Department of Observation and Study of the Earth, Atmosphere and Ocean, El Colegio de la Frontera Sur, Chetumal, Quintana Roo, Mexico.
Universidad Da Vinci, Mexico, Ciudad de Mexico, Mexico.
PeerJ. 2022 Jun 9;10:e13537. doi: 10.7717/peerj.13537. eCollection 2022.
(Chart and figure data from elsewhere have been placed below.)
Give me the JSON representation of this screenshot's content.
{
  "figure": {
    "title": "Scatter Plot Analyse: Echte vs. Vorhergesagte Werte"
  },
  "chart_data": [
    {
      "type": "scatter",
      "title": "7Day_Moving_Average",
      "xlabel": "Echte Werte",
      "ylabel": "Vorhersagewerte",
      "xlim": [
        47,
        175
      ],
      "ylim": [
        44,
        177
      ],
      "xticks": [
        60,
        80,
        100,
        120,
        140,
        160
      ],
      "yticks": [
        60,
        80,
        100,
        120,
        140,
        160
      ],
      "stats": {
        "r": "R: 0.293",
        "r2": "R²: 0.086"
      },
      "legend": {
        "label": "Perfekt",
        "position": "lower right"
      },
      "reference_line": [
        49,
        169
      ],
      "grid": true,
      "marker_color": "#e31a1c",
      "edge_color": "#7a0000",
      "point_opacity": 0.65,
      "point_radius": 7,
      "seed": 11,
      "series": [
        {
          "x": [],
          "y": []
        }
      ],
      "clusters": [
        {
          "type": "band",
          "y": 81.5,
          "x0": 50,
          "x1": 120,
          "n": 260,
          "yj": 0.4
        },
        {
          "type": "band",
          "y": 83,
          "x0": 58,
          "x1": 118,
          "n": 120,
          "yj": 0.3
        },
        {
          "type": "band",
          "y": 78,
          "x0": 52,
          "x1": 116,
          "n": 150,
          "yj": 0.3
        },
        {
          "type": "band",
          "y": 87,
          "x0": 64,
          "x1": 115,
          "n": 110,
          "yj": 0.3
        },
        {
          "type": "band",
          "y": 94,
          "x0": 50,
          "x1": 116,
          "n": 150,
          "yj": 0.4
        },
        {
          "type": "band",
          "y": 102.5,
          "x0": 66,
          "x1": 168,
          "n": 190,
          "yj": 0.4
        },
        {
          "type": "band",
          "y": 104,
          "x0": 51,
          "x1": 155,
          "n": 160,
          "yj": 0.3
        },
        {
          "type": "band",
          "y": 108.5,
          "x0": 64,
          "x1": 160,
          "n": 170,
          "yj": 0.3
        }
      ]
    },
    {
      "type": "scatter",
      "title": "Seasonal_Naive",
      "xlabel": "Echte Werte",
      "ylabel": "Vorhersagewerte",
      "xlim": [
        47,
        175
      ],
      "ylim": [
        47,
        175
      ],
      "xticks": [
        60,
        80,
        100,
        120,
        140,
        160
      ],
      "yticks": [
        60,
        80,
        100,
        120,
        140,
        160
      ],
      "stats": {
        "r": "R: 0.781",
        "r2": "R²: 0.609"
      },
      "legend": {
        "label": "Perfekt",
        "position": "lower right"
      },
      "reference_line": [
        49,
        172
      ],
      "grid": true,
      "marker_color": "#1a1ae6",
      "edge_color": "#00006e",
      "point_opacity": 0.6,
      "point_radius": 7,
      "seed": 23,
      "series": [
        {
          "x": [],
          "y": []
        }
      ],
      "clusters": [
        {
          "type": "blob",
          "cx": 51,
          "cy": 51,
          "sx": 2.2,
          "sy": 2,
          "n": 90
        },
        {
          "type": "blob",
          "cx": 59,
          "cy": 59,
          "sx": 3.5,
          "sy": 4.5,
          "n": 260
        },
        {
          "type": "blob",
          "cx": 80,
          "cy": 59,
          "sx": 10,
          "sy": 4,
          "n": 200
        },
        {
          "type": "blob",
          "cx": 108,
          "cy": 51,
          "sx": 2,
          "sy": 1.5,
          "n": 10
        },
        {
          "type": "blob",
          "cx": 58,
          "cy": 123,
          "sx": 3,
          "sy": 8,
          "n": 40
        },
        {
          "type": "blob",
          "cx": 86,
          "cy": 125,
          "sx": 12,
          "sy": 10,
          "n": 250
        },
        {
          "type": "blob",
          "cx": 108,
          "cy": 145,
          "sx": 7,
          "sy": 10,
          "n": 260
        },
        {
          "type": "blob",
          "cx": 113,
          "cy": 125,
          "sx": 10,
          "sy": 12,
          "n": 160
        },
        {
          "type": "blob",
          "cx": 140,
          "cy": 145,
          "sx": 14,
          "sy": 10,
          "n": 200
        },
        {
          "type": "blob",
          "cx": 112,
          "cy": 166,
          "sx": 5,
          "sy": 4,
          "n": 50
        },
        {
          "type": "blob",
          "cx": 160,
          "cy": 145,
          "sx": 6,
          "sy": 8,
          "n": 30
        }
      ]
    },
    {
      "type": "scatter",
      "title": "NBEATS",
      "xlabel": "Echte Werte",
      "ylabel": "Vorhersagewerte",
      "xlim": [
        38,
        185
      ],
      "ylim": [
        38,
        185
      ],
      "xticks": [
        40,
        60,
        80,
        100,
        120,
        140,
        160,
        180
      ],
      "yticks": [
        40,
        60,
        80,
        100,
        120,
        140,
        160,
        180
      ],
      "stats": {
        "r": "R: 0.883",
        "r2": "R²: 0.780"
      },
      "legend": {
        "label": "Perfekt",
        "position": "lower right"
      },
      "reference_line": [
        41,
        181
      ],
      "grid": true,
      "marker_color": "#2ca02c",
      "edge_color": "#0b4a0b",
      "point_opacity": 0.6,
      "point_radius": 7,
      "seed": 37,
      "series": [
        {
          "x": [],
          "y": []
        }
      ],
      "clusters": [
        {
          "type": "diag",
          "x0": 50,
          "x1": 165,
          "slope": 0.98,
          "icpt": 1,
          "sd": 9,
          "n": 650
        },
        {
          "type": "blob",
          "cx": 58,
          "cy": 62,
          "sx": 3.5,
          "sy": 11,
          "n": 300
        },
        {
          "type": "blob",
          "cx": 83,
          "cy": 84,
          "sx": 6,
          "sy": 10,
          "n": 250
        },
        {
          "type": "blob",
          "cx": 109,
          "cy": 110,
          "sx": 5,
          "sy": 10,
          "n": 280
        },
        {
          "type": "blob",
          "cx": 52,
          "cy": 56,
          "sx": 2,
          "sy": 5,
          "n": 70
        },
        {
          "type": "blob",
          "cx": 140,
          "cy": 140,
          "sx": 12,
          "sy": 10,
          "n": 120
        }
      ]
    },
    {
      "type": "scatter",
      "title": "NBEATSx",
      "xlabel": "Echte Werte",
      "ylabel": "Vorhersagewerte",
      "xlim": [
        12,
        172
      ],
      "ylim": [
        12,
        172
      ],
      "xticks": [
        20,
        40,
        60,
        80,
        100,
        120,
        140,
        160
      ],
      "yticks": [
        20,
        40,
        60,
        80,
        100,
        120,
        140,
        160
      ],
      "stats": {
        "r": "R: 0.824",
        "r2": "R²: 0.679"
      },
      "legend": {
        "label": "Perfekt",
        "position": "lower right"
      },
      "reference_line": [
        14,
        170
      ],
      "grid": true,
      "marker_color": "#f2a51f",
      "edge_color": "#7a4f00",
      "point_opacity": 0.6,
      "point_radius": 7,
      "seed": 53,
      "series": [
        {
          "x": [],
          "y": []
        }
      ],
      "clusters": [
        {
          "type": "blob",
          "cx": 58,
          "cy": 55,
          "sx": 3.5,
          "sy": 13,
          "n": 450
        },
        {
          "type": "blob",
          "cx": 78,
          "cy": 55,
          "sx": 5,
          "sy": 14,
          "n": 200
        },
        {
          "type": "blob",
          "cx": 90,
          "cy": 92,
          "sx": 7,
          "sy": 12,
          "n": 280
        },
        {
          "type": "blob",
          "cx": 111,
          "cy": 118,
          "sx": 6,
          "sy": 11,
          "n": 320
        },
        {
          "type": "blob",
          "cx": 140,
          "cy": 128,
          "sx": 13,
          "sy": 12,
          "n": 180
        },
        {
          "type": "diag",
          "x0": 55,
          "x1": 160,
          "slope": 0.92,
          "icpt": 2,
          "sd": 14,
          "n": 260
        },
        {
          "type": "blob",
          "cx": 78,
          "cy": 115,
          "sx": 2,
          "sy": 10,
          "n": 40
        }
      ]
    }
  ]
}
The unusual arrival of on Caribbean beaches is an emerging problem that has generated numerous challenges. The monitoring, visualization, and estimation of coverage on the beaches remain a constant complication. This study proposes a new mapping methodology to estimate coverage on the beaches. Semantic segmentation of geotagged photographs allows the generation of accurate maps showing the percent coverage of . The first dataset of segmented images was built for this study and used to train the proposed model. The results demonstrate that the currently proposed method has an accuracy of 91%, improving on the results reported in the state-of-the-art method where data was also collected through a crowdsourcing scheme, in which only information on the presence and absence of is displayed.
加勒比海滩上不寻常的出现是一个新兴问题,它带来了许多挑战。对海滩上的覆盖范围进行监测、可视化和估计仍然是一个持续存在的难题。本研究提出了一种新的映射方法来估计海滩上的覆盖范围。地理标记照片的语义分割允许生成准确的地图,显示 的百分比覆盖范围。为此研究构建了第一个分割图像数据集,并用于训练所提出的模型。结果表明,目前提出的方法具有 91%的准确率,优于通过众包方案收集数据的最先进方法的结果,在众包方案中,仅显示 的存在与否的信息。